Естественно, случаются перерывы и длинноты, в течение которых ни единый кролик не соизволяет высунуть из подлеска свой подергивающийся носик, а борзые и легавые катаются по траве, домогаясь, чтобы им почесали брюхо, или бегают кругами, обнюхивая друг другу зады. Хищные птицы занимаются истреблением мелких грызунов, но самих охотников эти перерывы приводят в замешательство, потому что их не хватает ни на партию в шашки, ни даже на бокал вина. Охотники обнаруживают, что ведут неловкие разговоры, пряча за спину свои окровавленные сабли и арбалеты, словно убийцы, застигнутые на месте преступления болтливым соседом, от которого частенько норовили улизнуть. «Хороший сегодня денек». — «Просто чудный!» Примерно в этом духе. Земля местами стала довольно-таки заболоченной, и слуги, собирающие тушки, поскальзываются в кровавой слякоти. Биббьена и Довицио засунули себе за пазуху подушки, привязали к головам подзорные трубы и расхаживают вокруг, величая себя Антипапами Кампаньи. Все находят это очень забавным.

Включая Льва, который хлопает в ладоши и смеется вместе с лучшими из них, меж тем как его мысли блуждают между Римом и Прато, туда и обратно…

Амалию съел волк, в этом он более или менее убежден, если учесть, как редко встречаются медведи в окрестностях Флоренции. Точно, волк… А может, лиса! Крупная лиса быстро разделается с беззащитной маленькой девочкой. Он неловко ерзает в своем кресле. Старая болезнь вспыхнула снова во время поездки из Рима — две ночи ужасного внутреннего зуда и несколько мучительных заседаний на горшке. С истошным воем. Очень плохо. Но нет, он же думал о лисах. Он обводит трубой замызганный кровью луг. Лис нигде не видно.

Из леса неожиданно вырывается олень-самец с массивными рогами и на мгновение замирает, глядя налево и направо. Никто, кажется, его еще не заметил, но как такое может быть? Лев поднимается на ноги и кричит. Несколько человек поворачивают головы. Поднимают морды собаки. Олень топает копытом, раз, другой. Кто-то поднимает арбалет, но нерешительно, потому что остальные ничего не делают, лишь тупо смотрят, как олень снова топает копытом, затем кидается вправо, аккуратно перемахивает через парусину и исчезает. Охотники глядят себе под ноги. На площадку для убийств опускается смущенное молчание. Ну и как могло такое случиться?
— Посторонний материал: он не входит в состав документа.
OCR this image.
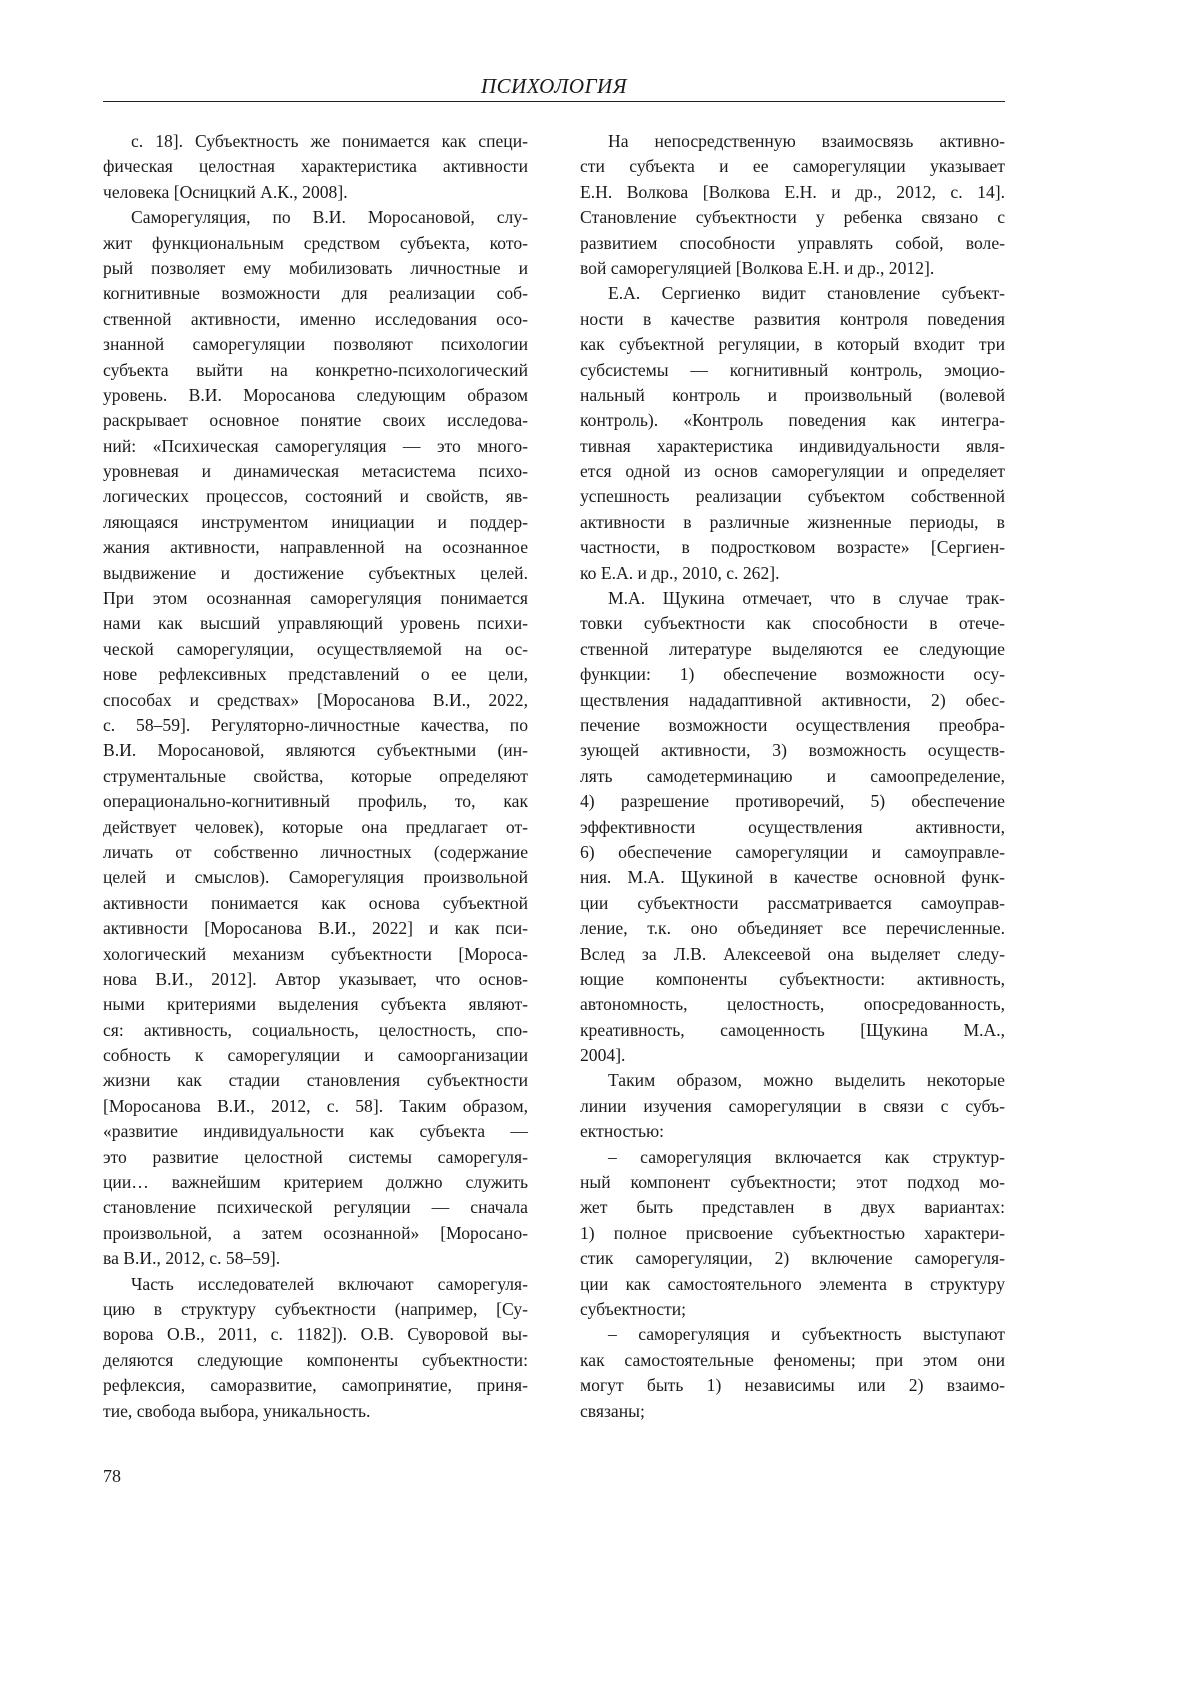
ПСИХОЛОГИЯ
с. 18]. Субъектность же понимается как специ-
фическая целостная характеристика активности
человека [Осницкий А.К., 2008].
Саморегуляция, по В.И. Моросановой, слу-
жит функциональным средством субъекта, кото-
рый позволяет ему мобилизовать личностные и
когнитивные возможности для реализации соб-
ственной активности, именно исследования осо-
знанной саморегуляции позволяют психологии
субъекта выйти на конкретно-психологический
уровень. В.И. Моросанова следующим образом
раскрывает основное понятие своих исследова-
ний: «Психическая саморегуляция — это много-
уровневая и динамическая метасистема психо-
логических процессов, состояний и свойств, яв-
ляющаяся инструментом инициации и поддер-
жания активности, направленной на осознанное
выдвижение и достижение субъектных целей.
При этом осознанная саморегуляция понимается
нами как высший управляющий уровень психи-
ческой саморегуляции, осуществляемой на ос-
нове рефлексивных представлений о ее цели,
способах и средствах» [Моросанова В.И., 2022,
с. 58–59]. Регуляторно-личностные качества, по
В.И. Моросановой, являются субъектными (ин-
струментальные свойства, которые определяют
операционально-когнитивный профиль, то, как
действует человек), которые она предлагает от-
личать от собственно личностных (содержание
целей и смыслов). Саморегуляция произвольной
активности понимается как основа субъектной
активности [Моросанова В.И., 2022] и как пси-
хологический механизм субъектности [Мороса-
нова В.И., 2012]. Автор указывает, что основ-
ными критериями выделения субъекта являют-
ся: активность, социальность, целостность, спо-
собность к саморегуляции и самоорганизации
жизни как стадии становления субъектности
[Моросанова В.И., 2012, с. 58]. Таким образом,
«развитие индивидуальности как субъекта —
это развитие целостной системы саморегуля-
ции… важнейшим критерием должно служить
становление психической регуляции — сначала
произвольной, а затем осознанной» [Моросано-
ва В.И., 2012, с. 58–59].
Часть исследователей включают саморегуля-
цию в структуру субъектности (например, [Су-
ворова О.В., 2011, с. 1182]). О.В. Суворовой вы-
деляются следующие компоненты субъектности:
рефлексия, саморазвитие, самопринятие, приня-
тие, свобода выбора, уникальность.
На непосредственную взаимосвязь активно-
сти субъекта и ее саморегуляции указывает
Е.Н. Волкова [Волкова Е.Н. и др., 2012, с. 14].
Становление субъектности у ребенка связано с
развитием способности управлять собой, воле-
вой саморегуляцией [Волкова Е.Н. и др., 2012].
Е.А. Сергиенко видит становление субъект-
ности в качестве развития контроля поведения
как субъектной регуляции, в который входит три
субсистемы — когнитивный контроль, эмоцио-
нальный контроль и произвольный (волевой
контроль). «Контроль поведения как интегра-
тивная характеристика индивидуальности явля-
ется одной из основ саморегуляции и определяет
успешность реализации субъектом собственной
активности в различные жизненные периоды, в
частности, в подростковом возрасте» [Сергиен-
ко Е.А. и др., 2010, с. 262].
М.А. Щукина отмечает, что в случае трак-
товки субъектности как способности в отече-
ственной литературе выделяются ее следующие
функции: 1) обеспечение возможности осу-
ществления нададаптивной активности, 2) обес-
печение возможности осуществления преобра-
зующей активности, 3) возможность осуществ-
лять самодетерминацию и самоопределение,
4) разрешение противоречий, 5) обеспечение
эффективности осуществления активности,
6) обеспечение саморегуляции и самоуправле-
ния. М.А. Щукиной в качестве основной функ-
ции субъектности рассматривается самоуправ-
ление, т.к. оно объединяет все перечисленные.
Вслед за Л.В. Алексеевой она выделяет следу-
ющие компоненты субъектности: активность,
автономность, целостность, опосредованность,
креативность, самоценность [Щукина М.А.,
2004].
Таким образом, можно выделить некоторые
линии изучения саморегуляции в связи с субъ-
ектностью:
– саморегуляция включается как структур-
ный компонент субъектности; этот подход мо-
жет быть представлен в двух вариантах:
1) полное присвоение субъектностью характери-
стик саморегуляции, 2) включение саморегуля-
ции как самостоятельного элемента в структуру
субъектности;
– саморегуляция и субъектность выступают
как самостоятельные феномены; при этом они
могут быть 1) независимы или 2) взаимо-
связаны;
78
А вот девочка осталась без покаяния… Что означает преддверие ада, хотя теперь она, конечно, достигла более солнечных склонов чистилища. Сколько возможно совершить грехов, не встретив своего восьмого дня рождения? Для подлецов же, ее туда завлекших, — самый что ни на есть адов ад. Во веки веков. Начиная с нынешнего вечера.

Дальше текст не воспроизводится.